Retour sur la réforme de l’assurance-chômage

Published by Clothilde Baudouin on

Le lundi 3 octobre, l’Assemblée nationale entamait les débats sur le projet de loi porté par le gouvernement concernant la réforme de l’assurance chômage. Droit qui a été institué à l’échelle nationale en 1958 et qui entérinait une revendication ouvrière ancienne : celle de pouvoir éviter de sombrer dans la misère lorsque les aléas de la vie nous imposent une situation où nous ne pouvons travailler. 

Une nouvelle fois, le gouvernement néglige et amoindrit les acquis sociaux et économiques. En effet, l’article premier a été adopté, malgré notre résistance, avec l’intergroupe de la NUPES. 

Mais alors que contient le texte ? Le premier article adopté annonçait la couleur : il donne la possibilité au gouvernement de prendre par voie de décrets et cela jusqu’au 31 décembre 2023, l’ensemble des règles relatives à l’assurance chômage. En d’autres termes, le projet de loi prévoit de réformer ce droit social fondamental sans débat au Parlement, et donc sans contrôle démocratique. On est loin de la « nouvelle méthode » de négociations vendue par la Première ministre au début de la nouvelle législature. 

Cet article atteste d’une loi qui restera, semble-t-il, dans la droite lignée des dernières réformes de l’assurance chômage, notamment celle de 2021. Celle-ci a vu l’indemnisation de 400 000 personnes diminuer de 40 %, et celle de plus d’un million d’entre eux réduite de 17%.

« Je traverse la rue et je vous en trouve du travail » indiquait Emmanuel Macron en septembre 2018, il avait également précisé qu’il ne « céderait rien aux fainéants ». C’est dans la même logique que les parlementaires de la majorité n’ont eu de cesse, la semaine dernière, de faire valoir les “devoirs” des chômeurs plutôt que leurs droits, en mettant fin à l’universalité de cette assurance qui permet à chacune et chacun la dignité, à l’heure où il n’y a pas assez d’emplois au regard du nombre de personnes en demande. 

La fin de l’universalité se retrouve dans le conditionnement des droits au chômage selon la conjoncture économique, qui va à l’encontre même de son principe fondateur d’assurance lors des risques, puisque l’assemblée a voté pour l’application du principe suivant “quand l’économie va bien, les droits augmentent, quand elle va mal, ils baissent”. Elle se retrouve aussi sur la territorialisation des droits, alloués de manière différenciée selon les territoires et départements et l’offre d’emplois disponibles. Elle se retrouve enfin dans les conditions plus strictes pour pouvoir y accéder, en cas d’abandon de poste ou de succession de contrats courts par exemple pour les saisonniers. À 960 euros de chômage, on ne se “fait pas plaisir”, comme l’a argumenté Mme Le Pen. On se bat pour choisir entre se nourrir et aller chez le médecin. On ne mentionnera pas ici la galère dans laquelle nous plongeons nombre de paysan-nes quand il leur faudra recruter des bras à la prochaine saison…

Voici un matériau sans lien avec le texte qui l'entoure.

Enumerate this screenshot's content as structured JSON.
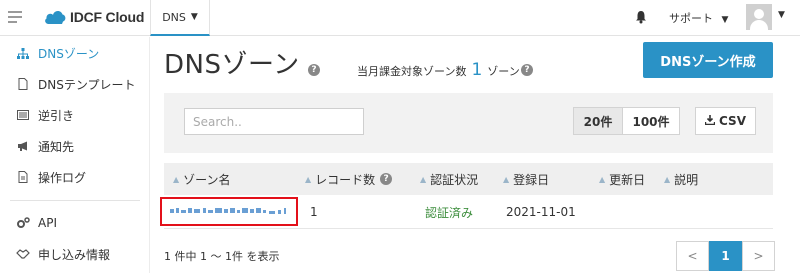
{
  "header": {
    "logo_text": "IDCF Cloud",
    "service_label": "DNS",
    "support_label": "サポート",
    "icons": [
      "menu-icon",
      "cloud-logo-icon",
      "chevron-down-icon",
      "bell-icon",
      "avatar"
    ]
  },
  "sidebar": {
    "items": [
      {
        "label": "DNSゾーン",
        "icon": "sitemap-icon",
        "active": true
      },
      {
        "label": "DNSテンプレート",
        "icon": "file-icon"
      },
      {
        "label": "逆引き",
        "icon": "list-icon"
      },
      {
        "label": "通知先",
        "icon": "megaphone-icon"
      },
      {
        "label": "操作ログ",
        "icon": "document-icon"
      },
      {
        "label": "API",
        "icon": "gears-icon"
      },
      {
        "label": "申し込み情報",
        "icon": "handshake-icon"
      }
    ]
  },
  "main": {
    "title": "DNSゾーン",
    "quota_label": "当月課金対象ゾーン数",
    "quota_count": "1",
    "quota_unit": "ゾーン",
    "create_button": "DNSゾーン作成",
    "search_placeholder": "Search..",
    "per_page": [
      {
        "label": "20件",
        "selected": true
      },
      {
        "label": "100件",
        "selected": false
      }
    ],
    "csv_label": "CSV"
  },
  "table": {
    "columns": [
      "ゾーン名",
      "レコード数",
      "認証状況",
      "登録日",
      "更新日",
      "説明"
    ],
    "rows": [
      {
        "zone": "",
        "records": "1",
        "status": "認証済み",
        "registered": "2021-11-01",
        "updated": "",
        "description": ""
      }
    ]
  },
  "footer": {
    "summary": "1 件中 1 〜 1件 を表示",
    "pages": [
      "<",
      "1",
      ">"
    ],
    "current_page": "1"
  },
  "colors": {
    "accent": "#2a92c6",
    "highlight_box": "#e3101a",
    "status_ok": "#3c8d3c"
  }
}
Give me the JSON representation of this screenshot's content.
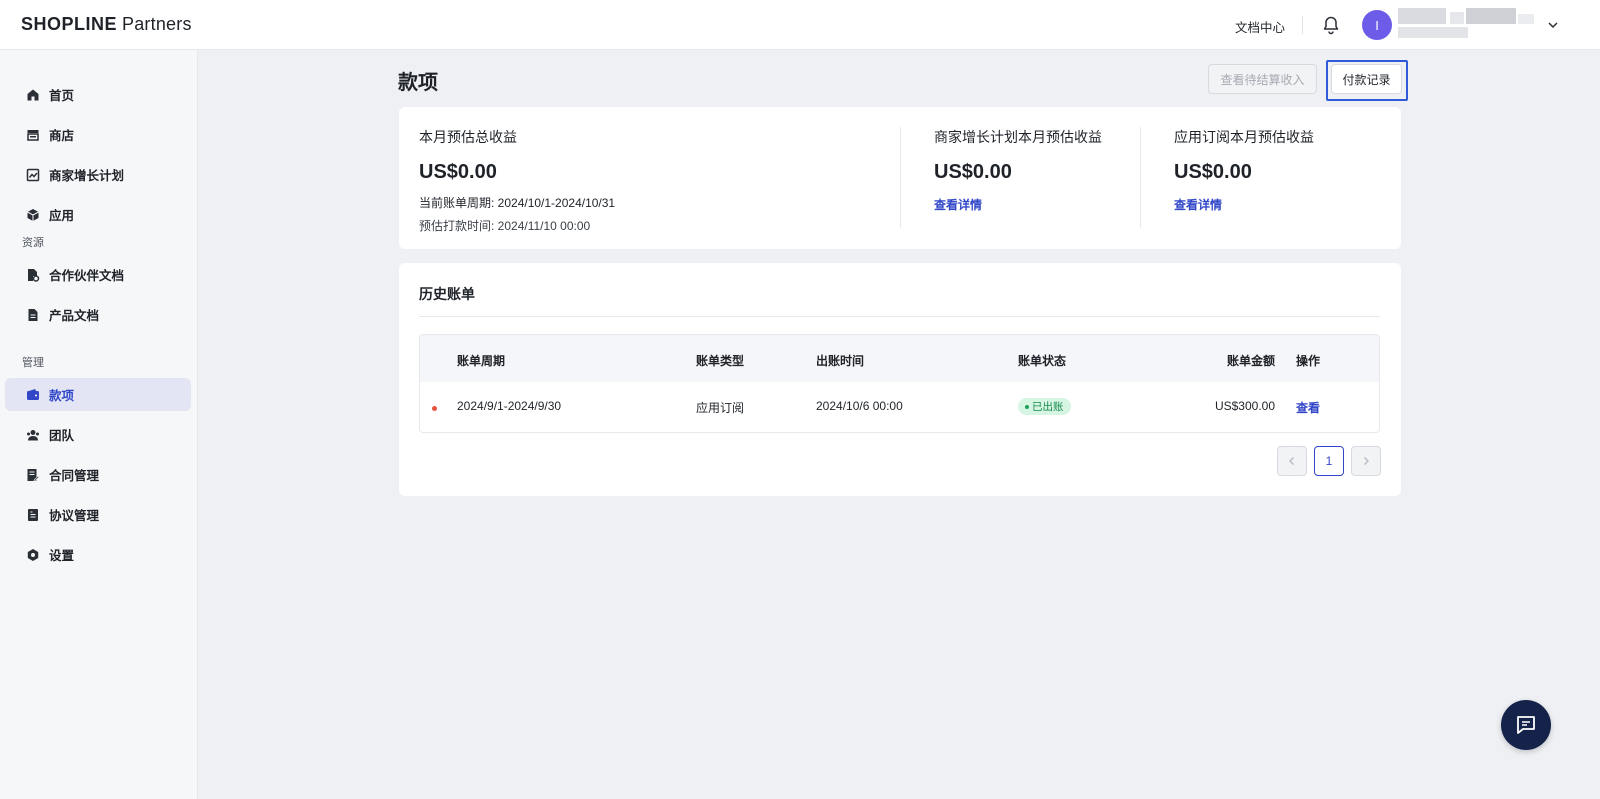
{
  "header": {
    "brand_main": "SHOPLINE",
    "brand_suffix": "Partners",
    "docs_link": "文档中心",
    "avatar_initial": "I"
  },
  "sidebar": {
    "items": [
      {
        "label": "首页",
        "icon": "home-icon"
      },
      {
        "label": "商店",
        "icon": "store-icon"
      },
      {
        "label": "商家增长计划",
        "icon": "chart-icon"
      },
      {
        "label": "应用",
        "icon": "box-icon"
      }
    ],
    "section_resources": "资源",
    "resources": [
      {
        "label": "合作伙伴文档",
        "icon": "doc-gear-icon"
      },
      {
        "label": "产品文档",
        "icon": "doc-icon"
      }
    ],
    "section_manage": "管理",
    "manage": [
      {
        "label": "款项",
        "icon": "wallet-icon",
        "active": true
      },
      {
        "label": "团队",
        "icon": "team-icon"
      },
      {
        "label": "合同管理",
        "icon": "contract-icon"
      },
      {
        "label": "协议管理",
        "icon": "agreement-icon"
      },
      {
        "label": "设置",
        "icon": "settings-icon"
      }
    ]
  },
  "page": {
    "title": "款项",
    "btn_pending": "查看待结算收入",
    "btn_payment_records": "付款记录"
  },
  "summary": {
    "total": {
      "label": "本月预估总收益",
      "amount": "US$0.00",
      "period": "当前账单周期: 2024/10/1-2024/10/31",
      "payout": "预估打款时间: 2024/11/10 00:00"
    },
    "growth": {
      "label": "商家增长计划本月预估收益",
      "amount": "US$0.00",
      "link": "查看详情"
    },
    "subscription": {
      "label": "应用订阅本月预估收益",
      "amount": "US$0.00",
      "link": "查看详情"
    }
  },
  "history": {
    "title": "历史账单",
    "columns": [
      "账单周期",
      "账单类型",
      "出账时间",
      "账单状态",
      "账单金额",
      "操作"
    ],
    "rows": [
      {
        "period": "2024/9/1-2024/9/30",
        "type": "应用订阅",
        "billed_at": "2024/10/6 00:00",
        "status": "已出账",
        "amount": "US$300.00",
        "action": "查看"
      }
    ],
    "pagination": {
      "current": "1"
    }
  },
  "colors": {
    "accent": "#3246c8",
    "focus": "#2f5bd9",
    "status_green": "#138a4a",
    "chat_fab": "#15224a"
  }
}
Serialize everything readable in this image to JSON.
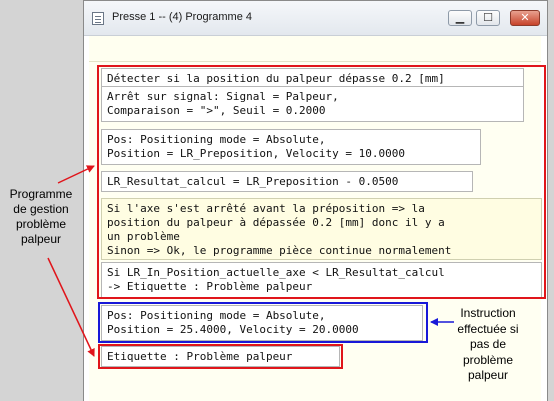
{
  "window": {
    "title": "Presse 1 -- (4) Programme 4",
    "controls": {
      "minimize": "▁",
      "maximize": "☐",
      "close": "✕"
    }
  },
  "program": {
    "block1_title": "Détecter si la position du palpeur dépasse 0.2 [mm]",
    "block1_detail": "Arrêt sur signal: Signal = Palpeur,\nComparaison = \">\", Seuil = 0.2000",
    "pos1": "Pos: Positioning mode = Absolute,\nPosition = LR_Preposition, Velocity = 10.0000",
    "calc": "LR_Resultat_calcul = LR_Preposition - 0.0500",
    "comment": "Si l'axe s'est arrêté avant la préposition => la\nposition du palpeur à dépassée 0.2 [mm] donc il y a\nun problème\nSinon => Ok, le programme pièce continue normalement",
    "condition": "Si LR_In_Position_actuelle_axe < LR_Resultat_calcul\n-> Etiquette : Problème palpeur",
    "pos2": "Pos: Positioning mode = Absolute,\nPosition = 25.4000, Velocity = 20.0000",
    "label": "Etiquette : Problème palpeur"
  },
  "annotations": {
    "left": "Programme\nde gestion\nproblème\npalpeur",
    "right": "Instruction\neffectuée si\npas de\nproblème\npalpeur"
  },
  "colors": {
    "highlight_red": "#e0151b",
    "highlight_blue": "#1818d8",
    "arrow_red": "#e0151b",
    "arrow_blue": "#1818d8"
  }
}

Car qu’est ce qu’une économie qui fonctionne ? 

Entre 25 et 42% des demandeurs d’emploi ne bénéficient pas de l’assurance-chômage, parce qu’ils ne répondent pas aux critères exigés ou par non-recours. La peur d’un chômage diabolisé dans les discours ne poussera qu’un grand nombre de personnes à accepter des emplois « ubérisés » ou précaires, renforçant de fait une société de la concurrence, de la précarisation. Car pendant ces débats, nous aurions pu poser la question de la valeur que nous donnons au travail. Au travail non-rémunéré, au bénévolat associatif, à l’engagement citoyen, à l’aide aux aîné-es ou nos enfants, à la vie familiale ou celle de la communauté; à l’engagement pour la protection de la nature. Nous aurions pu poser la question du temps que nous affectons au travail, quand celui-ci doit nous permettre, au-delà de points de croissance, surtout de nous réaliser et nous émanciper, que ce soit individuellement ou collectivement. Nous aurions pu poser la question du temps libre, des congés, de la vie, du sens de tout cela pour nos sociétés. 

De nos 151 voix réunies dans l’assemblée, nous l’avons fait. Nous continuerons à le faire, résolument.